There is nothing like a good summer camp game of Horse Jeopardy to reveal that the big kids still need a little review of Parts of the Saddle or Common Equine Ailments. The challenge of coming up with stimulating projects and educational materials for advanced riders is the inspiration that drives most camp directors and was the incentive for the creation of BestHorseCamp.com.

It is a great time to inspire the more advanced riders to take part in the development of the younger kids. Almost every camp I’ve talked to uses the mentoring system effectively and agrees it is good for both parties involved. It may seem self-serving, but there is no question that we are growing our own counselors every summer. The unexpected thing about this is it isn’t always the most talented rider that makes the best counselors. Sometimes the kids that have struggled a little bit are more nurturing and patient with younger riders. Kids that have been raised with camp being a traditional part of their summer have an easier time transitioning out of it by being involved as a counselor or helper.

Why “camp” for the trainer?

         Mention the word “camp” to each trainer you encounter and you will get extreme reactions. A good number will roll their eyes and exclaim “No way!” Others will groan and grudgingly admit it’s a necessary evil… and then there are those of us whose eyes light up. We can tell you how many weeks till camp starts and that we have already discovered the best prizes ever for this year’s Camp Olympics.

camp fun

         I have found that if you ask the regular kids in a barn about their barn’s summer camp, you can tell right away what the trainer’s feeling is about it. The more a trainer enjoys camp the more their kids do too. It is right behind Christmas for me and these kids know it. Why? Because I talk about it from February on.

         “Wait till you see the new game we’re going to play this year!”… “You won’t believe the fun project we have planned for camp!”… “You better be studying your parts for “Pin the Part on the Horse game…the prize is totally worth it.” “I can’t wait for you to see this year’s big surprise.” Sometimes I’m telling the truth and sometimes I’m just building the hype. But it works.

When I put the summer camp sign-up poster up in April with 15 slots per week, I always tell the parents to please wait till all the regular boarder and lesson kids get their slots before they tell their friends about it.

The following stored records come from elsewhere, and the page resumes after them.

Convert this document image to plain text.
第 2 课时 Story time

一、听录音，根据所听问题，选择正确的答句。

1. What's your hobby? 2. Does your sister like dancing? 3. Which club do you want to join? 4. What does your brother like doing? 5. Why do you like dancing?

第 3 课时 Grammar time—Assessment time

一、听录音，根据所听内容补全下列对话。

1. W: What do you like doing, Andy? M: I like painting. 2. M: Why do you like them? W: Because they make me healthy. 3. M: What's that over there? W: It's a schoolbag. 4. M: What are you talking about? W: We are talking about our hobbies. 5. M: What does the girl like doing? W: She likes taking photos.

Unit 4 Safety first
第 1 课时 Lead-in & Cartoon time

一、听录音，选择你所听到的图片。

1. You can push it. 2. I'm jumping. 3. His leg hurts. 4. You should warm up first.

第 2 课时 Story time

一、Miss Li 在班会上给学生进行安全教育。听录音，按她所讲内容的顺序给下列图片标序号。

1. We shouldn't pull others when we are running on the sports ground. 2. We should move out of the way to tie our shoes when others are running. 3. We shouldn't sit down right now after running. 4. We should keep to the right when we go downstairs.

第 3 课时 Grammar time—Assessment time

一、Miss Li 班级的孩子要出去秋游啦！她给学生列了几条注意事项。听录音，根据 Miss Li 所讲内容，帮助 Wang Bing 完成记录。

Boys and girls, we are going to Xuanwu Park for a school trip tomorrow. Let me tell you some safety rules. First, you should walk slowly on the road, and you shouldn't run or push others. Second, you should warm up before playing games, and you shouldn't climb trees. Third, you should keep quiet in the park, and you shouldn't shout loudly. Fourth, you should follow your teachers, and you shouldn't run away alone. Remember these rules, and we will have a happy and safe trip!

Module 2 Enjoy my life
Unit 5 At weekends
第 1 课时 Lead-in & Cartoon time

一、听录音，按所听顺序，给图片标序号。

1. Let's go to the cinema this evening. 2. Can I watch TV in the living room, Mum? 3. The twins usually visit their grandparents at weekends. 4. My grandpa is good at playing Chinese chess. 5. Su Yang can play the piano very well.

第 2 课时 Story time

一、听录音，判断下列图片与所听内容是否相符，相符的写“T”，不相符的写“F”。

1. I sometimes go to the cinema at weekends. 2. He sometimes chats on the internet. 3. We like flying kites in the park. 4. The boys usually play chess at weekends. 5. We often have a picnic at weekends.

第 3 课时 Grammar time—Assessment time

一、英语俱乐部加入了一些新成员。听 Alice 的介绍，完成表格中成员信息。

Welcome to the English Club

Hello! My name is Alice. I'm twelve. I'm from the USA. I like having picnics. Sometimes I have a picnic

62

Nothing works better than thinking they are getting something not available to everyone.

         Most of my year is spent scouring the internet, books and magazines looking for games, crafts, projects that can be reinvented as a horse related learning tool that will be perceived as fun. Everything we can teach them at camp pays off during the year. It makes for a better more efficient barn when each child knows how to clip their horse, clean a bridle or put on a standing wrap. And what lesson horse doesn’t benefit from Apple and Carrot Bobbing day?

         The real secret is running a camp reminds us as trainers that riding has got to remain fun. If we have taught a person to ride, but not to love the noble beasts who grant us this privilege, have we done the best thing for our industry? Who among us doesn’t need some relief from the pressure of succeeding in the show pen? What if that kid never steps foot in the show arena, but just proudly showed you how she can put on a halter all by herself? It’s all part of what we do.

         It is understandable that not everyone is cut out to run a camp. I know I am going to work harder for that month of camp than I do the whole rest of the year. But it also gives me a chance to watch the newest crop of young stars separate themselves into the ones to watch. I am usually blown away watching a young teenager, who was that tiny kid not so long ago, encourage the timid new young rider to let go of the horn for just a minute.

And I’m not ashamed to admit, I also know it affords me a lovely summer vacation when I am done.